Our tasking was to provide the facility engineering, maintenance, trouble shooting improvement projects, repairs for the real property that supported the missile itself. It was unique in the Air Force in that the Civil Engineering activity was tied so closely to the weapon system. They divided the weapon system into the aerospace ground equipment, or the operational ground equipment, and the RPI or Real Property Installed equipment. That line was very close, in fact in some cases it was blurred. So we worked real closely with our counterparts in the missile wing, their tech engineering, who did a similar type of activity for the missile itself and we then supported them with the electrical supply system, the structural facilities, the grounds and so forth.
 

Did you see yourself, your mission, and the mission of the 44th Missile Wing as serving the interests of national security?

Oh, there was no question of that. When you look at our defense policy that was embodied in the Triad, which consisted of the sea-launched ballistic missiles, the land-based nuclear bombers, and land-based intercontinental ballistic missiles, we were one leg of a three-legged stool. And very important. Then to trickle it down, you very often hear people say that everybody in the organization is important. It’s easy to look at the real visible people, whether it’s the All-Star slugger or the president of this, the president of that. But really it gets down to, like I said, if the sump pump doesn’t work and the capsule floods, this capsule is no good and it would go MICAP, or “Mission Incapable.”

So, literally, you could have a capsule that would be mission incapable and it could be that way for an inoperative toilet just as it could be for a computer that controlled the missile. So when you saw that go MICAP, or got a call late at night, or stopped by on the way home.
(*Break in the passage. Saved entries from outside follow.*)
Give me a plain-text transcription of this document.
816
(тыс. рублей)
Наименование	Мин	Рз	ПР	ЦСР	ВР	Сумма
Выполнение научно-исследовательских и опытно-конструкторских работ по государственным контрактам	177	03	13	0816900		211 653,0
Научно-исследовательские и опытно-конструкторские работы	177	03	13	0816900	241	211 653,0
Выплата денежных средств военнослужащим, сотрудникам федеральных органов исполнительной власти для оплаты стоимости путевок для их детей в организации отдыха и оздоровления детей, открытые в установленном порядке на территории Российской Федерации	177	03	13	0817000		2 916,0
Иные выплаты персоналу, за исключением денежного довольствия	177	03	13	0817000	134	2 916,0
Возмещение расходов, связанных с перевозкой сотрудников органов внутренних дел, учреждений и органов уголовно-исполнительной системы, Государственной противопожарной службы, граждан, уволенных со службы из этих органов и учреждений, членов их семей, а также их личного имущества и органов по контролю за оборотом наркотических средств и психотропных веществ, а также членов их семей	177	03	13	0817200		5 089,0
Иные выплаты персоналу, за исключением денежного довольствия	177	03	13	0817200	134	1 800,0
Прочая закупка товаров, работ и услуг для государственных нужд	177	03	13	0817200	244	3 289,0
On one occasion I stopped by a Launch Control Facility to look at something in particular, and I don’t remember what, but the emergency shut-off valve in the bottom of the capsule had been tripped, which meant the wastewater, the drain water, the sewage or whatever, was starting to back-up into the capsule. I had my dress shoes on, but you know, I crawled down there and sort of fished down through there and got that open and got that drained. If I wouldn’t have, they would have had to dispatch somebody from the base to send out or else send the capsule crew out of there.
 

Did it ever bother you, the idea that these missiles were capable of destruction on a scale and scope that is almost beyond imagination?

Well, yeah. You really wondered whether or not, but you had to recognize that here was the other side who had these awesome weapons and they had promised that they would bury us. So, when it comes down to “us versus them,” people are forced to do a lot of things that might be against their nature.

I remember when I was a little boy in bed here on a hot summer night with the windows wide open and I’d hear the distant rumble of the B-52s here at Ellsworth taking off. [I] almost lay in bed shaking, wondering if that was a practice mission and they’d come back or if this was the real thing and within a few minutes we’d see the fireballs of nuclear weapons over western South Dakota. So, having lived next to this Air Force base, we knew that we were a big red-and-white bull’s eye on the Soviet map, or that was my perception at the time. That was in the back of my mind that this could be the way that the world would end. And so it really wasn’t a tough decision to become a part of deterring that from happening.
 

Did you get the sense that people involved in the missile business really had faith in the quality of our weaponry? Of our missiles?

I would say for the most part they did. I’ve heard other people say that, nah, they probably wouldn’t have gone off. Or they would have fizzled off part way there. You know, you really don’t know. I guess the bottom line is the mission was deterrence and whether or not they worked or not is a moot point because  they could do their job without ever having to fire a shot.